Em publicação no Twitter/X, Jan Rosner, vice-presidente de desenvolvimento de negócios da CD Projekt Red, explicou que a empresa recorreu ao DMCA por se tratar de um mod pago, o que violaria as diretrizes de conteúdo feito por fãs. “Nunca permitimos a monetização da nossa propriedade intelectual sem permissão direta e/ou um acordo formal”, afirmou. Segundo Rosner, o estúdio entrou em contato com Ross e pediu que o mod fosse disponibilizado gratuitamente, com doações opcionais, ou removido.

Apesar da ação, o executivo elogiou o trabalho da comunidade. “Somos grandes fãs de mods para nossos jogos, e parte do que existe por aí é simplesmente incrível, incluindo o mod de Luke para Cyberpunk 2077. Ficaremos felizes em vê-lo retornar como um lançamento gratuito. No entanto, obter lucro com nossa IP, de qualquer forma, sempre exige permissão da CD Projekt Red”, completou.

Luke Ross respondeu publicamente, contestando a caracterização de seu trabalho como conteúdo de fã.
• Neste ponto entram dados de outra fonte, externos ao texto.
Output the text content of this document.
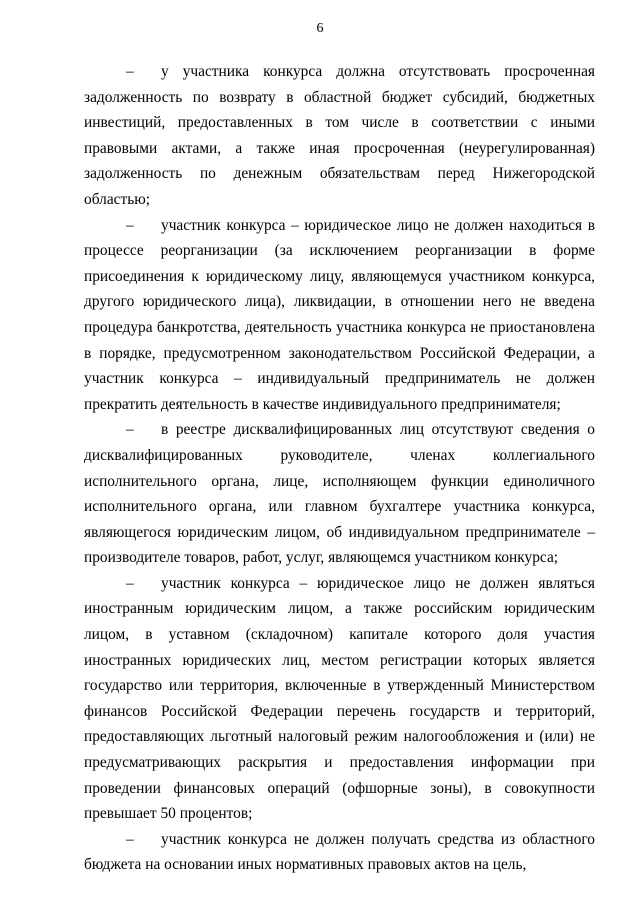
6

– у участника конкурса должна отсутствовать просроченная задолженность по возврату в областной бюджет субсидий, бюджетных инвестиций, предоставленных в том числе в соответствии с иными правовыми актами, а также иная просроченная (неурегулированная) задолженность по денежным обязательствам перед Нижегородской областью;

– участник конкурса – юридическое лицо не должен находиться в процессе реорганизации (за исключением реорганизации в форме присоединения к юридическому лицу, являющемуся участником конкурса, другого юридического лица), ликвидации, в отношении него не введена процедура банкротства, деятельность участника конкурса не приостановлена в порядке, предусмотренном законодательством Российской Федерации, а участник конкурса – индивидуальный предприниматель не должен прекратить деятельность в качестве индивидуального предпринимателя;

– в реестре дисквалифицированных лиц отсутствуют сведения о дисквалифицированных руководителе, членах коллегиального исполнительного органа, лице, исполняющем функции единоличного исполнительного органа, или главном бухгалтере участника конкурса, являющегося юридическим лицом, об индивидуальном предпринимателе – производителе товаров, работ, услуг, являющемся участником конкурса;

– участник конкурса – юридическое лицо не должен являться иностранным юридическим лицом, а также российским юридическим лицом, в уставном (складочном) капитале которого доля участия иностранных юридических лиц, местом регистрации которых является государство или территория, включенные в утвержденный Министерством финансов Российской Федерации перечень государств и территорий, предоставляющих льготный налоговый режим налогообложения и (или) не предусматривающих раскрытия и предоставления информации при проведении финансовых операций (офшорные зоны), в совокупности превышает 50 процентов;

– участник конкурса не должен получать средства из областного бюджета на основании иных нормативных правовых актов на цель,
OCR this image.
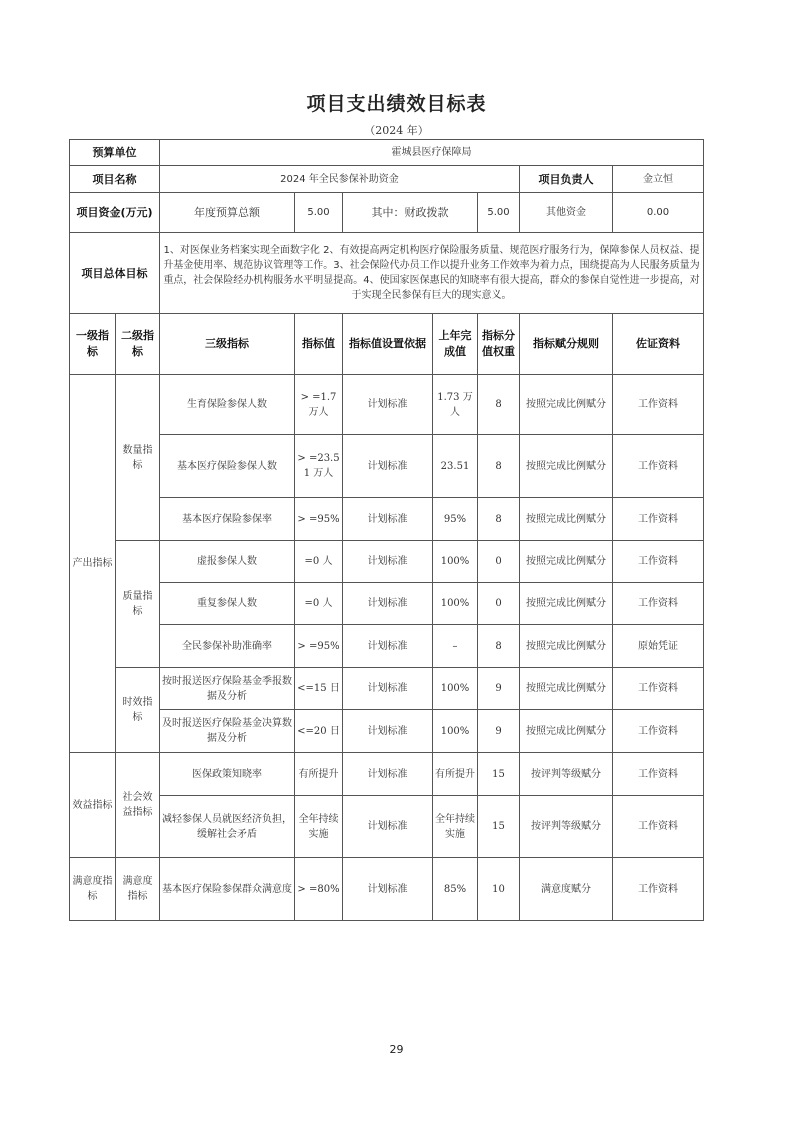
项目支出绩效目标表
（2024 年）
预算单位		霍城县医疗保障局						
项目名称		2024 年全民参保补助资金					项目负责人	金立恒
项目资金(万元)		年度预算总额	5.00	其中：财政拨款		5.00	其他资金	0.00
项目总体目标		1、对医保业务档案实现全面数字化 2、有效提高两定机构医疗保险服务质量、规范医疗服务行为，保障参保人员权益、提升基金使用率、规范协议管理等工作。3、社会保险代办员工作以提升业务工作效率为着力点，围绕提高为人民服务质量为重点，社会保险经办机构服务水平明显提高。4、使国家医保惠民的知晓率有很大提高，群众的参保自觉性进一步提高，对于实现全民参保有巨大的现实意义。						
一级指标	二级指标	三级指标	指标值	指标值设置依据	上年完成值	指标分值权重	指标赋分规则	佐证资料
产出指标	数量指标	生育保险参保人数	> =1.7 万人	计划标准	1.73 万人	8	按照完成比例赋分	工作资料
		基本医疗保险参保人数	> =23.5 1 万人	计划标准	23.51	8	按照完成比例赋分	工作资料
		基本医疗保险参保率	> =95%	计划标准	95%	8	按照完成比例赋分	工作资料
	质量指标	虚报参保人数	=0 人	计划标准	100%	0	按照完成比例赋分	工作资料
		重复参保人数	=0 人	计划标准	100%	0	按照完成比例赋分	工作资料
		全民参保补助准确率	> =95%	计划标准	–	8	按照完成比例赋分	原始凭证
	时效指标	按时报送医疗保险基金季报数据及分析	<=15 日	计划标准	100%	9	按照完成比例赋分	工作资料
		及时报送医疗保险基金决算数据及分析	<=20 日	计划标准	100%	9	按照完成比例赋分	工作资料
效益指标	社会效益指标	医保政策知晓率	有所提升	计划标准	有所提升	15	按评判等级赋分	工作资料
		减轻参保人员就医经济负担，缓解社会矛盾	全年持续实施	计划标准	全年持续实施	15	按评判等级赋分	工作资料
满意度指标	满意度指标	基本医疗保险参保群众满意度	> =80%	计划标准	85%	10	满意度赋分	工作资料
29
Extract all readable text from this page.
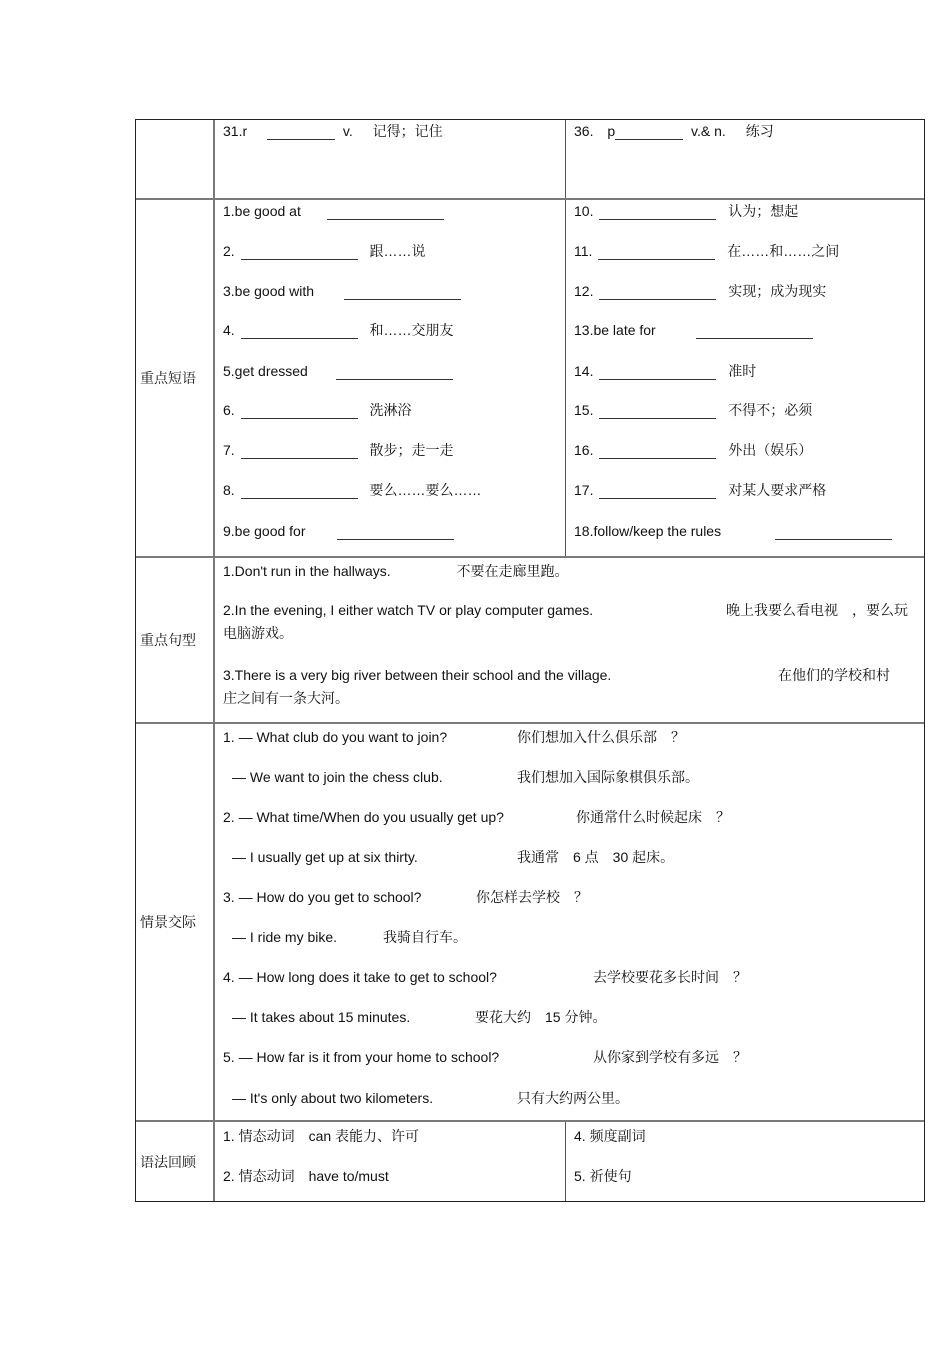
31.r	v. 记得；记住	36. p	v.& n. 练习
重点短语
1.be good at
2.	跟……说
3.be good with
4.	和……交朋友
5.get dressed
6.	洗淋浴
7.	散步；走一走
8.	要么……要么……
9.be good for
10.	认为；想起
11.	在……和……之间
12.	实现；成为现实
13.be late for
14.	准时
15.	不得不；必须
16.	外出（娱乐）
17.	对某人要求严格
18.follow/keep the rules
重点句型
1.Don't run in the hallways.	不要在走廊里跑。
2.In the evening, I either watch TV or play computer games.	晚上我要么看电视　，要么玩
电脑游戏。
3.There is a very big river between their school and the village.	在他们的学校和村
庄之间有一条大河。
情景交际
1. — What club do you want to join?	你们想加入什么俱乐部　？
— We want to join the chess club.	我们想加入国际象棋俱乐部。
2. — What time/When do you usually get up?	你通常什么时候起床　？
— I usually get up at six thirty.	我通常　6 点　30 起床。
3. — How do you get to school?	你怎样去学校　？
— I ride my bike.	我骑自行车。
4. — How long does it take to get to school?	去学校要花多长时间　？
— It takes about 15 minutes.	要花大约　15 分钟。
5. — How far is it from your home to school?	从你家到学校有多远　？
— It's only about two kilometers.	只有大约两公里。
语法回顾
1. 情态动词　can 表能力、许可
2. 情态动词　have to/must
4. 频度副词
5. 祈使句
Para o modder, trata-se de um software independente que não infringe os direitos da empresa. “Não acredito que vocês tenham o direito de exigir que meu software seja gratuito. Ele não é ‘obra derivada’ nem ‘conteúdo de fã’”, afirmou. Ross argumenta que o mod não contém código ou ativos da CD Projekt e funciona como uma camada técnica que oferece suporte a diversos jogos e motores gráficos diferentes.

O desenvolvedor também disse buscar uma “solução ganha-ganha” e sugeriu que o mod pudesse se tornar oficial ou ao menos autorizado pelo estúdio. “Acho que o estado atual das coisas não é a melhor forma de resolver esse mal-entendido”, declarou.
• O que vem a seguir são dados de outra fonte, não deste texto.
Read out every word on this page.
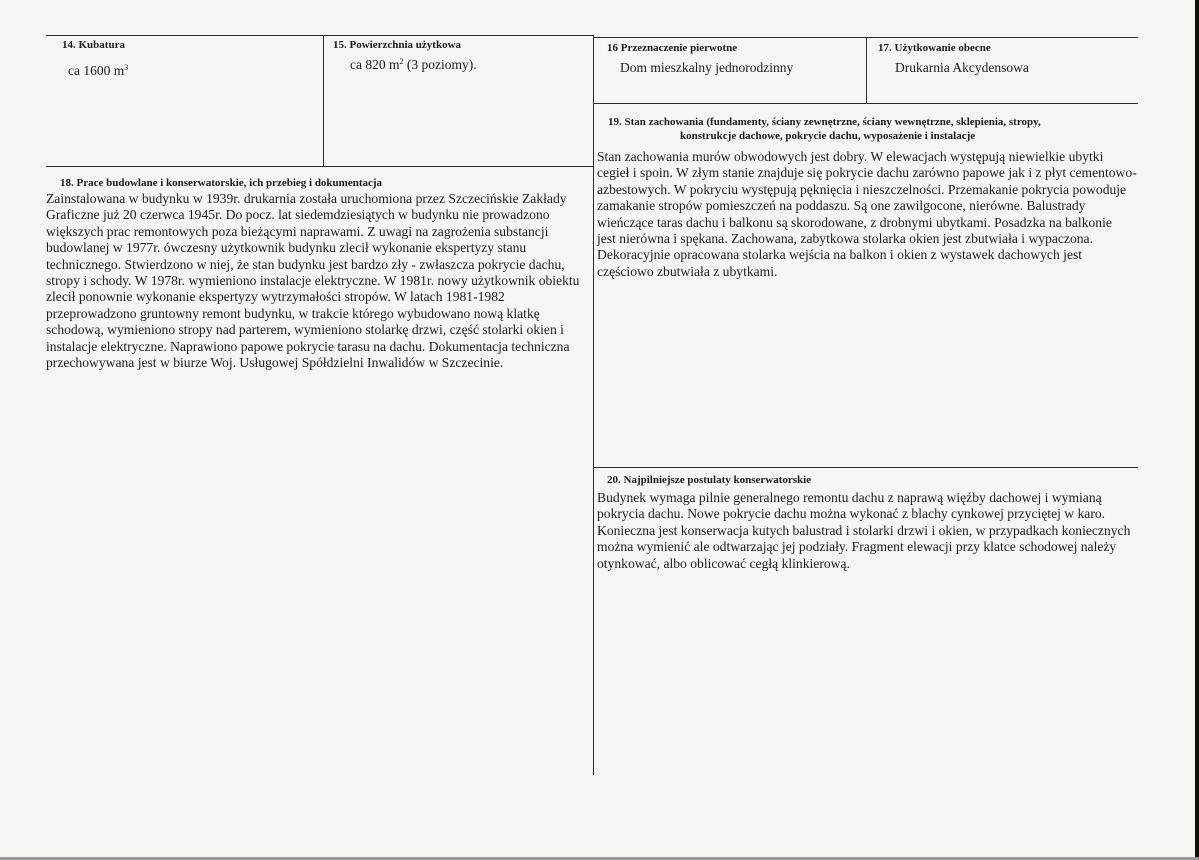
14. Kubatura
ca 1600 $m^3$
15. Powierzchnia użytkowa
ca 820 $m^2$ (3 poziomy).
16 Przeznaczenie pierwotne
Dom mieszkalny jednorodzinny
17. Użytkowanie obecne
Drukarnia Akcydensowa
18. Prace budowlane i konserwatorskie, ich przebieg i dokumentacja
Zainstalowana w budynku w 1939r. drukarnia została uruchomiona przez Szczecińskie Zakłady
Graficzne już 20 czerwca 1945r. Do pocz. lat siedemdziesiątych w budynku nie prowadzono
większych prac remontowych poza bieżącymi naprawami. Z uwagi na zagrożenia substancji
budowlanej w 1977r. ówczesny użytkownik budynku zlecił wykonanie ekspertyzy stanu
technicznego. Stwierdzono w niej, że stan budynku jest bardzo zły - zwłaszcza pokrycie dachu,
stropy i schody. W 1978r. wymieniono instalacje elektryczne. W 1981r. nowy użytkownik obiektu
zlecił ponownie wykonanie ekspertyzy wytrzymałości stropów. W latach 1981-1982
przeprowadzono gruntowny remont budynku, w trakcie którego wybudowano nową klatkę
schodową, wymieniono stropy nad parterem, wymieniono stolarkę drzwi, część stolarki okien i
instalacje elektryczne. Naprawiono papowe pokrycie tarasu na dachu. Dokumentacja techniczna
przechowywana jest w biurze Woj. Usługowej Spółdzielni Inwalidów w Szczecinie.
19. Stan zachowania (fundamenty, ściany zewnętrzne, ściany wewnętrzne, sklepienia, stropy,
konstrukcje dachowe, pokrycie dachu, wyposażenie i instalacje
Stan zachowania murów obwodowych jest dobry. W elewacjach występują niewielkie ubytki
cegieł i spoin. W złym stanie znajduje się pokrycie dachu zarówno papowe jak i z płyt cementowo-
azbestowych. W pokryciu występują pęknięcia i nieszczelności. Przemakanie pokrycia powoduje
zamakanie stropów pomieszczeń na poddaszu. Są one zawilgocone, nierówne. Balustrady
wieńczące taras dachu i balkonu są skorodowane, z drobnymi ubytkami. Posadzka na balkonie
jest nierówna i spękana. Zachowana, zabytkowa stolarka okien jest zbutwiała i wypaczona.
Dekoracyjnie opracowana stolarka wejścia na balkon i okien z wystawek dachowych jest
częściowo zbutwiała z ubytkami.
20. Najpilniejsze postulaty konserwatorskie
Budynek wymaga pilnie generalnego remontu dachu z naprawą więźby dachowej i wymianą
pokrycia dachu. Nowe pokrycie dachu można wykonać z blachy cynkowej przyciętej w karo.
Konieczna jest konserwacja kutych balustrad i stolarki drzwi i okien, w przypadkach koniecznych
można wymienić ale odtwarzając jej podziały. Fragment elewacji przy klatce schodowej należy
otynkować, albo oblicować cegłą klinkierową.
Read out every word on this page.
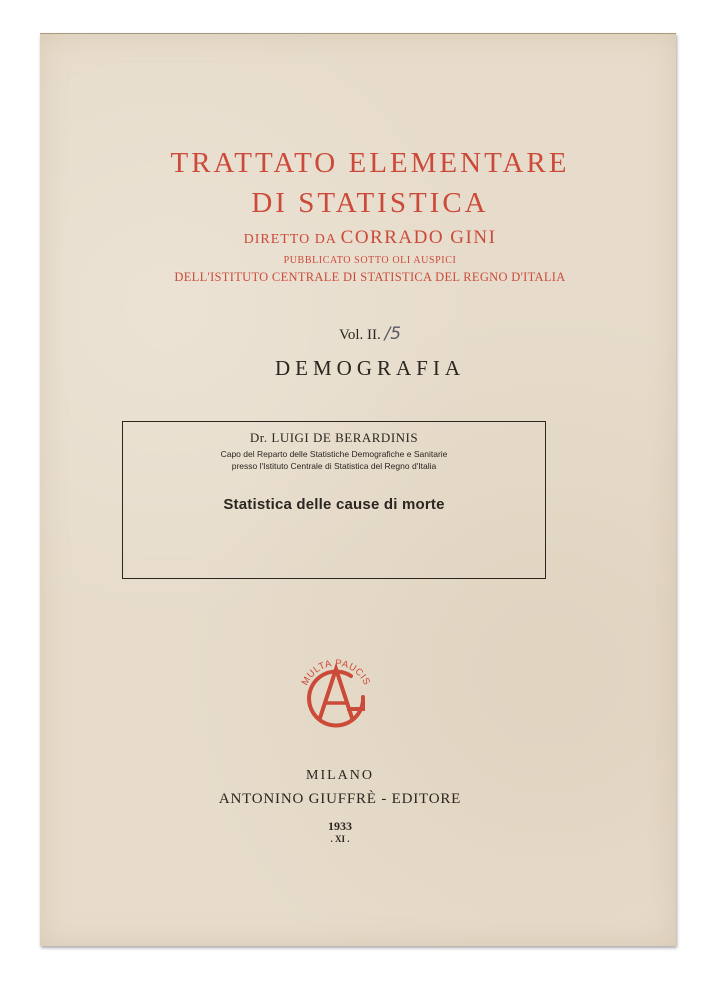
TRATTATO ELEMENTARE
DI STATISTICA
DIRETTO DA CORRADO GINI
PUBBLICATO SOTTO OLI AUSPICI
DELL'ISTITUTO CENTRALE DI STATISTICA DEL REGNO D'ITALIA
Vol. II. /5
DEMOGRAFIA
Dr. LUIGI DE BERARDINIS
Capo del Reparto delle Statistiche Demografiche e Sanitarie
presso l'Istituto Centrale di Statistica del Regno d'Italia
Statistica delle cause di morte
MULTA PAUCIS
MILANO
ANTONINO GIUFFRÈ - EDITORE
1933
. XI .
Enquanto a disputa segue sem acordo, Ross anunciou o abandono do mod de Cyberpunk 2077 e retirou o suporte ao jogo. Em postagem no Patreon, despediu-se com um breve “até mais, e obrigado por tudo”, mas depois publicou um texto mais longo criticando a postura da CD Projekt Red. Nele, afirmou que a empresa estica o conceito de “obra derivada” e ignora o impacto positivo que a experiência em VR trouxe aos jogadores, além das vendas extras geradas sem custo algum para uma conversão oficial.

O episódio também teve um tom pessoal. Ross demonstrou frustração com o momento do mercado de VR, lembrando o fechamento recente de grandes estúdios pela Meta e os anos em que ele e outros modders mantiveram seus projetos funcionando apesar de atualizações que frequentemente quebravam as modificações. Segundo ele, a reação da CD Projekt só ocorreu após a empresa ser informada de que o mod existia e não era gratuito.
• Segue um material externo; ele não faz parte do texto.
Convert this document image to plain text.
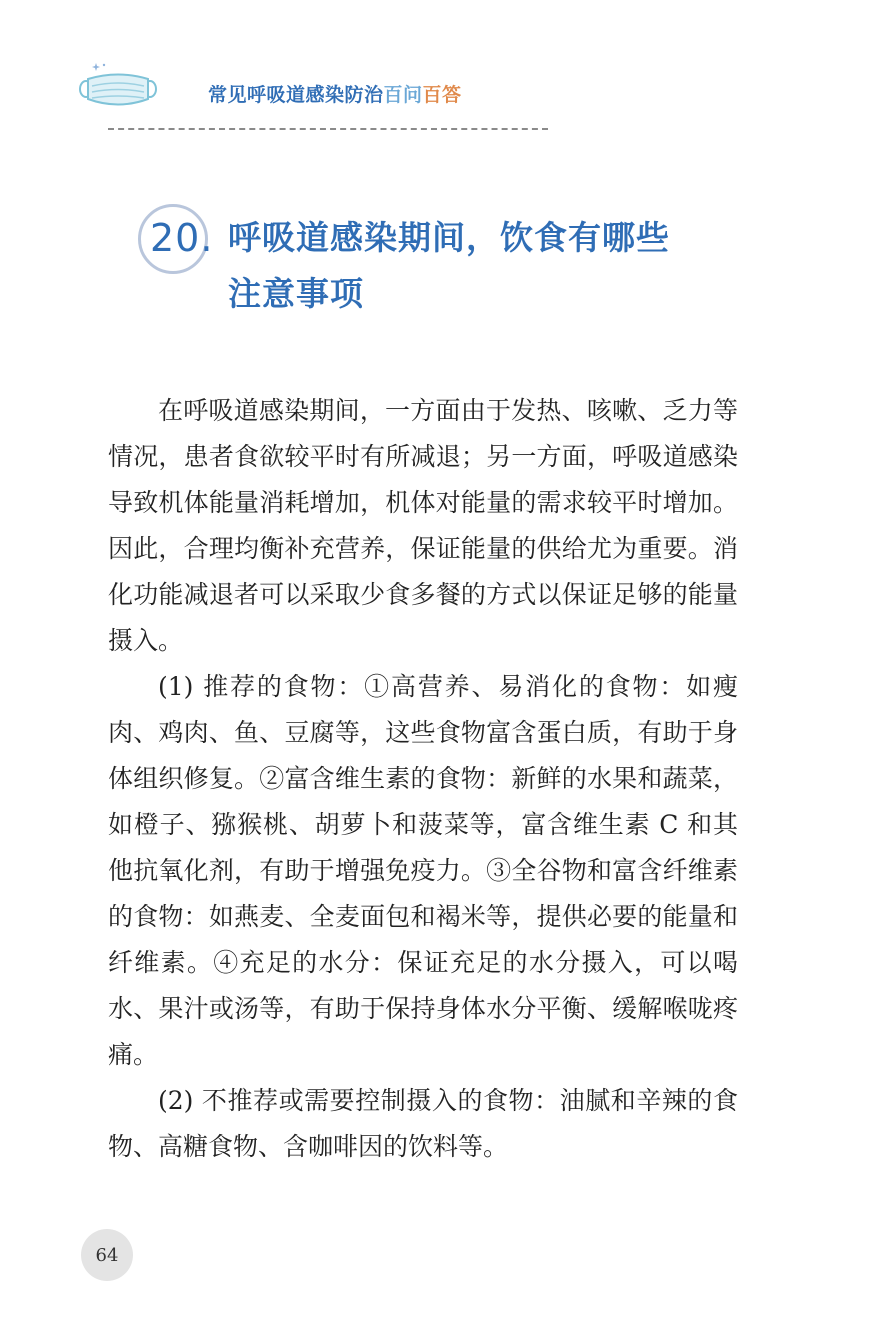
常见呼吸道感染防治百问百答
20. 呼吸道感染期间，饮食有哪些
注意事项

在呼吸道感染期间，一方面由于发热、咳嗽、乏力等情况，患者食欲较平时有所减退；另一方面，呼吸道感染导致机体能量消耗增加，机体对能量的需求较平时增加。因此，合理均衡补充营养，保证能量的供给尤为重要。消化功能减退者可以采取少食多餐的方式以保证足够的能量摄入。

(1) 推荐的食物：①高营养、易消化的食物：如瘦肉、鸡肉、鱼、豆腐等，这些食物富含蛋白质，有助于身体组织修复。②富含维生素的食物：新鲜的水果和蔬菜，如橙子、猕猴桃、胡萝卜和菠菜等，富含维生素 C 和其他抗氧化剂，有助于增强免疫力。③全谷物和富含纤维素的食物：如燕麦、全麦面包和褐米等，提供必要的能量和纤维素。④充足的水分：保证充足的水分摄入，可以喝水、果汁或汤等，有助于保持身体水分平衡、缓解喉咙疼痛。

(2) 不推荐或需要控制摄入的食物：油腻和辛辣的食物、高糖食物、含咖啡因的饮料等。

64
Essa não é a primeira vez que Luke Ross enfrenta notificações do tipo. Em julho de 2022, a Take-Two, controladora da Rockstar Games, emitiu uma DMCA contra mods de VR para GTA 5 e Red Dead Redemption 2. Na ocasião, o modder apresentou defesa semelhante, alegando não utilizar software ou ativos proprietários das publishers.

Além de Cyberpunk 2077, Ross já lançou mods de VR para jogos como Days Gone, Elden Ring e Far Cry 5. Agora, segundo ele, o foco passa a ser Baldur’s Gate 3, deixando para trás mais um capítulo controverso na relação entre grandes estúdios e a comunidade de modders.